A governança da igreja escrita entre o nacional e o global
A presença das congregações romanas em manuais brasileiros de direito eclesiástico (século XIX)
Keywords:
Roman congregations, Roman Curia, Legal culture, Brazilian patronageAbstract
This article seeks to verify how Roman congregations were represented in the legal culture of imperial Brazil (1822-1889), questioning a nationalist, isolationist view of how ecclesiastical administration was portrayed in the legal literature of the time. The material chosen for this exploratory study were the manuals of ecclesiastical law produced by Brazilian jurists - clerics and laymen - of the empire.
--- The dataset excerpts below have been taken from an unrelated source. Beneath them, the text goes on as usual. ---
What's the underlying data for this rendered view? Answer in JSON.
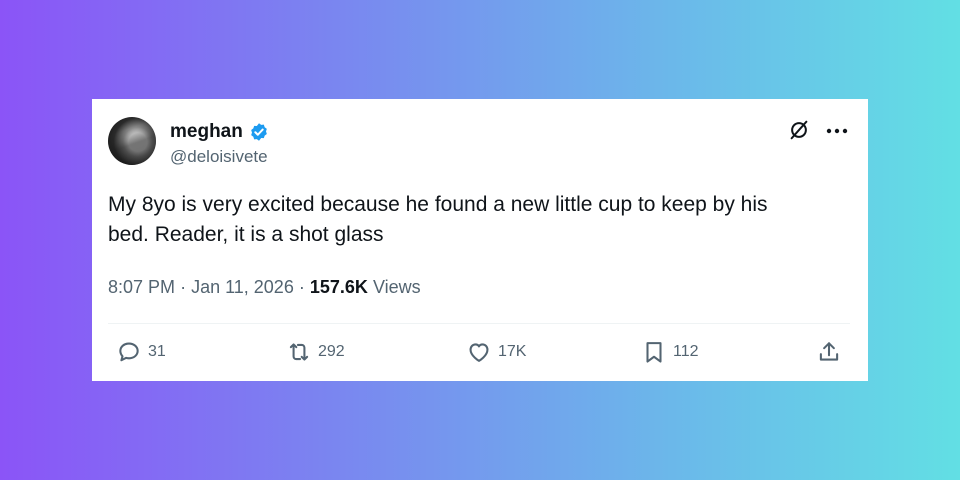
{
  "tweet": {
    "display_name": "meghan",
    "handle": "@deloisivete",
    "text_line1": "My 8yo is very excited because he found a new little cup to keep by his",
    "text_line2": "bed. Reader, it is a shot glass",
    "time": "8:07 PM",
    "date": "Jan 11, 2026",
    "separator": "·",
    "views_count": "157.6K",
    "views_label": "Views",
    "verified": true,
    "colors": {
      "verified_badge": "#1d9bf0",
      "text_primary": "#0f1419",
      "text_secondary": "#536471",
      "gradient_start": "#8b54f7",
      "gradient_end": "#62dfe4"
    }
  },
  "actions": {
    "reply": {
      "icon": "reply-icon",
      "count": "31"
    },
    "retweet": {
      "icon": "retweet-icon",
      "count": "292"
    },
    "like": {
      "icon": "heart-icon",
      "count": "17K"
    },
    "bookmark": {
      "icon": "bookmark-icon",
      "count": "112"
    },
    "share": {
      "icon": "share-icon"
    }
  },
  "header_icons": {
    "grok": "grok-icon",
    "more": "more-icon"
  }
}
The preference for legal books is due to the central role that this genre played in teaching and in legal practice in Brazil during the 19th century. It is analyzed how the country's jurists described the Roman dicasteries, how they inserted them in the exposition of legal doctrine, which specific debates were considered relevant, and how the decrees of congregations were viewed in terms of normative authority. Manuals are examined from a perspective of double transnationality: on one hand, it is taken into account that these works portray transnational dynamics of governance; after all, Roman congregations acted beyond national borders; on the other hand, it is considered that, while doing so, these books made use of the intense transatlantic circulation of ideas, norms and practices during the nineteenth century, being, themselves, transnational objects.